Atlas Genius brings 63 Days of Love to the mid-Atlantic


The mid-Atlantic region recently played host to Australian-bred, Los Angeles-based indie band Atlas Genius, who brought their infectious brand of synth-infused rock to Philadelphia and Washington DC as their extensive 63 Days of Love tour winds to a close. The band recently released a new single and accompanying video for the song “63 Days” and, fresh off an appearance on Conan O’Brien’s late night show, brought the promise of forthcoming new music with them.

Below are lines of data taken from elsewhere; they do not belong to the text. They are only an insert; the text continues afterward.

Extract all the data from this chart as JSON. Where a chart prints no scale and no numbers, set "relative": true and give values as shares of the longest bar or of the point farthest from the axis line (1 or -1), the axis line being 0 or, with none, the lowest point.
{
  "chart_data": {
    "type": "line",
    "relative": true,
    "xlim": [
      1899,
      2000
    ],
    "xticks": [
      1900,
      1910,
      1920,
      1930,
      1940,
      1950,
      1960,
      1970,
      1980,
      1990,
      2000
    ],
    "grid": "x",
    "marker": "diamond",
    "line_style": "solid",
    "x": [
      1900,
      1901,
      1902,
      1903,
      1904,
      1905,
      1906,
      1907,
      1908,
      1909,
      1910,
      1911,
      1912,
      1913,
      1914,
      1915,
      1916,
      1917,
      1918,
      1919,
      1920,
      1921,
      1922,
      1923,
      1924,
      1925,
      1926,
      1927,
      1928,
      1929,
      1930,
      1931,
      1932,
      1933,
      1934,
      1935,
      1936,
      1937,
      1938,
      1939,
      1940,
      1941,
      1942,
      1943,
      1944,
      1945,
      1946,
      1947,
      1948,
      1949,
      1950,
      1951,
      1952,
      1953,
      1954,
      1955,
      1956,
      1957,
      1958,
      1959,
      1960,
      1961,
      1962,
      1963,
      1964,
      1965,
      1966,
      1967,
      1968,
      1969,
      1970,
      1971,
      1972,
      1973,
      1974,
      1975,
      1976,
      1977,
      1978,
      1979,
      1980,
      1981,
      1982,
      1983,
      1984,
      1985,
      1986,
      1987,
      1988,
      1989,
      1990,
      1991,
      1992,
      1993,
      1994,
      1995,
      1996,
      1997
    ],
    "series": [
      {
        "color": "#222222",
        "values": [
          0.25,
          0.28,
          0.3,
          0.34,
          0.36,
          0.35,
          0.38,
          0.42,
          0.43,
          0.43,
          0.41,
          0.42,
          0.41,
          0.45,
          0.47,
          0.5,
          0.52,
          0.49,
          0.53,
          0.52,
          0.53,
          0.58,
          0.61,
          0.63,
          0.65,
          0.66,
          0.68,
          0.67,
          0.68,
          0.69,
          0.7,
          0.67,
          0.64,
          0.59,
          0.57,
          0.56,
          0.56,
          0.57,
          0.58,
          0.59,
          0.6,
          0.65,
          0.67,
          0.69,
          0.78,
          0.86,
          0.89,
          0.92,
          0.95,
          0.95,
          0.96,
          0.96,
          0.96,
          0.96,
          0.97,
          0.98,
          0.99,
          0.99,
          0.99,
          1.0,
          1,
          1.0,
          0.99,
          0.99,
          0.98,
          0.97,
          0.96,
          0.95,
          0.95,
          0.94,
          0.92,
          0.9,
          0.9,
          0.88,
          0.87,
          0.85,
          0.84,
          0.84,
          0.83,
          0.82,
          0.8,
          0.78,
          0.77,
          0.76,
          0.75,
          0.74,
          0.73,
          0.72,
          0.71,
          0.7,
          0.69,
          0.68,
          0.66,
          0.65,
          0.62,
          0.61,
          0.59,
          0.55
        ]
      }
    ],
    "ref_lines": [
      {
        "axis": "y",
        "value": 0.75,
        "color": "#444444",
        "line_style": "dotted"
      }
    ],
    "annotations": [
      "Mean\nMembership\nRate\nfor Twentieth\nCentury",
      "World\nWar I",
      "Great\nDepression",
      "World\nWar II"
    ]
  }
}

They stopped first at the Foundry, a small club contained within the Fillmore Philadelphia, on a beautiful Sunday night. The room was filled with concertgoers of all ages and, thanks in large part to the stellar openers, pop-rock band Half the Animal and the incredibly entertaining, banjo-and-fiddle-jamming Magic Giant, the excitement was palpable. The subterranean hum of anticipation morphed into a full-throated roar as the house lights went down and the band sauntered onto the tiny, cramped stage, the very picture of rock ‘n’ roll in their worn white tees, leather jackets, and disheveled hair.

The creative force behind Atlas Genius are brothers Keith (lead vocals and guitar) and Michael (drums) Jeffery, and they were joined on this tour by third Jeffery brother, Steven, on synthesizer, as well as Daniel Curcio on bass, and Josh Rheault on guitar and keys. They opened with the slow build of "The City We Grow" before blowing the roof off with the bombast of "Stockholm,” and with that, the tone was set for the rest of the show. The night featured a seamless blend of songs from their two LPs, 2013's When It Was Now and 2015's Inanimate Objects, blockbusters like "Trojans" and "If So" mingling with "All These Girls" and "Where I Belong" (which, according to Keith, was an appropriate song for bassist Curcio that night, Curcio being a Philly native). The audience was treated to new songs as well: the softly reflective and deeply intimate "63 Days" and the as-yet-unreleased tracks "Animals" and "Operate," both of which capture the infectious, guitar-driven dance sound they’ve perfected and which offer a glimpse into the album on which they're currently working. After the main twelve song set and a brief off-stage respite, they returned to play a scorching, sinister cover of Dead or Alive's thirty-year-old hit "You Spin Me Round (Like a Record).” The final numbers of the night were the stirring intro of Inanimate Objects, "The Stone Mill," which, just as on the album, led immediately into what might be their best song, the tour de force "Molecules." The audience was left breathless and exhilarated and stunned that the show had concluded seemingly in a heartbeat.

The following night saw them in a decidedly different setting. The Foundry's exposed duct work and dark industrial vibe gave way to light-filled cupolas and marble pillars at the historic Sixth and I synagogue in Washington DC, an unusual but strikingly beautiful venue for a concert. The elevated platform where services are usually held became the stage, and the contrast between the solemn, traditional background and the modern instruments and equipment arrayed upon it was jarring. But the band used it to their advantage, as evidenced by the roomful of worshipful eyes turned up towards them in an altogether different kind of religious experience.

The set was much the same as the previous night, except for the addition of a faithful and fantastic cover of Tears for Fears’ “Everybody Want to Rule the World.” But it wouldn’t have mattered to anyone who happened to attend both gigs. They are the sort of songs a person could listen to over and over again and not tire of them, performed by a band that pours the same passion into every show. Their music is addictive, an unusual but irresistible mix of guitar rock and ‘80s-inspired synth-pop, with an end result that makes it difficult to keep from dancing while listening. The combination of adroit songwriting and Keith's vocals, which walk a razor’s edge of plaintive delicateness and compelling muscularity, render each tortured, hopeful tale of lust, longing, and love majestic. That the quality of their output continues to improve bodes well for fans who have been waiting two years for new music…they can rest assured that whatever Atlas Genius have in store will be worth the wait.